Entre los graduados del carnaval de Venecia destacan Giacomo Casanova (que se otorgó a sí mismo el título nobiliario de Caballero de Seingalt) y Lorenzo Da Ponte, el libretista de Mozart. Es posible que el célebre seductor haya colaborado con Da Ponte en Don Giovanni; fueron amigos durante muchos años y estuvieron en Praga cuando se estrenó la ópera. Además, entre los manuscritos de Casanova se hallaron versiones alternas del aria donde Leporello enumera el catálogo de conquistas de su amo. De cualquier forma, aun sin este antecedente operístico, la relación entre los venecianos podría animar un dramma giocoso con música de Mozart.
En un siglo pródigo en aventureros que combinaban espléndidas lecturas con una ética de apostadores y aspiraban a la contradictoria virtud de complacer a sus víctimas, Casanova y Da Ponte hicieron del baile de máscaras una experiencia inacabable. Libertinos de tiempo completo, encontraron en el arte un premioso medio para salir de apuros, similar a las ventanas por las que saltaban al oír los pasos de un marido.

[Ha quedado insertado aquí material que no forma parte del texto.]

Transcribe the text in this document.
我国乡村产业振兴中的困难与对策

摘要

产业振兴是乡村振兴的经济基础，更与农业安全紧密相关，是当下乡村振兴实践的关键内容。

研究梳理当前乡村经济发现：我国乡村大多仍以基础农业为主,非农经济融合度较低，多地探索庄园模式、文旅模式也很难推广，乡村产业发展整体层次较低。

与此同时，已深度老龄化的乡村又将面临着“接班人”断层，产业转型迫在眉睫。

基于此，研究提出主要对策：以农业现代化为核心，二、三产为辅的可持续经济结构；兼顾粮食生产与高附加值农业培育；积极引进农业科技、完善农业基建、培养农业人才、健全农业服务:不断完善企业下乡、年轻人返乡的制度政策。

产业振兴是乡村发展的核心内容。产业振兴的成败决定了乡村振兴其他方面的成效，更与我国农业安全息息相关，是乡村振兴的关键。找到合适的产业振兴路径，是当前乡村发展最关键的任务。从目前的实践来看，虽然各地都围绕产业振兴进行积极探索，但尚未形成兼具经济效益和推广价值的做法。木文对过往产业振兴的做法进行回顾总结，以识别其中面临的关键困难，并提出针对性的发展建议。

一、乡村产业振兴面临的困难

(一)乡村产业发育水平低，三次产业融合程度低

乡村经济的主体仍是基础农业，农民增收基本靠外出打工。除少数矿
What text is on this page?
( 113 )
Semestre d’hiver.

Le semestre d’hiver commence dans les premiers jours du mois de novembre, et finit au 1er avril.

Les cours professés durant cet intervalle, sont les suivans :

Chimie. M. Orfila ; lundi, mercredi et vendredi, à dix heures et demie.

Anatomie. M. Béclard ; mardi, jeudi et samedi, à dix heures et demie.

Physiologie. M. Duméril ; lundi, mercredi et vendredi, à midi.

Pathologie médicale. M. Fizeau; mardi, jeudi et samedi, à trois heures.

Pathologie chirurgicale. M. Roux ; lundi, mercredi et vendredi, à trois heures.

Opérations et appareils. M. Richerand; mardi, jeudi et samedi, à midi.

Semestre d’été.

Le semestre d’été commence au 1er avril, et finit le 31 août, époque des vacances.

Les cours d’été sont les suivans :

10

Ninguno de los dos se tomó muy en serio como autor. Su legado consta de una infinidad de papeles menores y algunas obras cuya grandeza no llegaron a vislumbrar (en el caso de Casanova, las Memorias; en el de Da Ponte, los libretos para Don Giovanni, Cosí fan tutte y Las bodas de Fígaro).
A los 52 años, Casanova era espía del tribunal veneciano que una vez lo encarceló. Fue entonces cuando conoció a Da Ponte, quien tenía 27 años menos. Esta época ya no entra en las Memorias del Caballero de Seingalt y se conoce, en parte, gracias a su correspondencia con Da Ponte y a las Memorias de este último.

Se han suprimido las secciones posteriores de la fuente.